Diabetes Care, Vol 21, Issue 3 409-415, Copyright © 1998 by American Diabetes Association
Long-term titrated-dose alpha-glucosidase inhibition in non-insulin-requiring Hispanic NIDDM patients
PS Johnston, PU Feig, RF Coniff, A Krol, JA Davidson and SM Haffner
Bayer Pharmaceuticals, West Haven, Connecticut, USA.
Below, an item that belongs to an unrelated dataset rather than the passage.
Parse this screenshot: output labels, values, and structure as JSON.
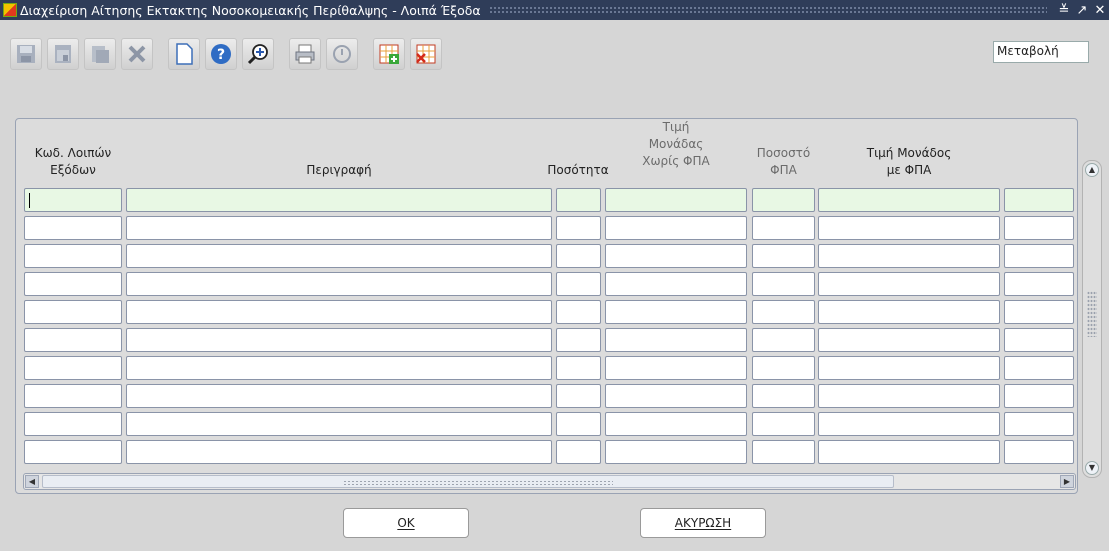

OBJECTIVE: To assess the long-term safety and effectiveness of a titrated
dose of the alpha-glucosidase inhibitor miglitol (BAY m 1099) in Hispanic
NIDDM patients. RESEARCH DESIGN AND METHODS: A 1-year double-blind
randomized placebo-controlled study in which diet-treated or diet plus
sulfonylurea-treated Hispanic NIDDM patients received either placebo (n =
131) or miglitol in doses of 50, 100, 150, 200 mg t.i.d. (n = 254),
up-titrated and down-titrated based on tolerability. Efficacy parameters
included changes from baseline in HbA1c, fasting and 2-h postprandial
plasma glucose and serum insulin, fasting serum lipids, and urinary
albumin-to-creatinine ratio (ACR). Safety assessments consisted primarily
of tabulation of adverse events and intercurrent illnesses, and of periodic
laboratory determinations. RESULTS: Reductions from baseline in HbA1c
levels at the 6-month (primary efficacy) endpoint were significantly
greater by 0.83% in the miglitol group than in the placebo group. HbA1c
reductions in the miglitol treatment group significantly exceeded those in
the placebo group by 0.63, 0.73, and 0.92% at 3, 9, and 12 months of
treatment, respectively. Reductions in 120-min postprandial glucose and
insulin levels were significantly greater in the miglitol group than in the
placebo group at all postbaseline visits. There was little difference
between treatments for changes in fasting insulin or lipid levels.
Miglitol-associated reductions versus placebo in fasting plasma glucose (P
= 0.0587 at 6 months) and in ACR (P = 0.0541 at 1-year) were nearly
statistically significant. These efficacy results were not notably
different between the 6-month endpoint, at which time the mean miglitol
dose was 100 mg t.i.d., and the 1-year visit, when the mean miglitol dose
was 149 mg t.i.d. Notable adverse events seen significantly more often in
the miglitol group than in the placebo group were flatulence and diarrhea
(or soft stools). The incidence of these gastrointestinal adverse events
appeared to be dose dependent. CONCLUSIONS: Miglitol treatment of
non-insulin-requiring Hispanic NIDDM patients at doses from 50 to 200 mg
t.i.d. produced statistically and clinically significant reductions of
HbA1c, primarily associated with reduction of glucose and insulin levels in
the postprandial period, which were sustained over a year of treatment.
Adverse events related to the drug's mechanism of action were common, but
generally well tolerated. Doses above 100 mg t.i.d. were not associated
with notably enhanced efficacy in most patients.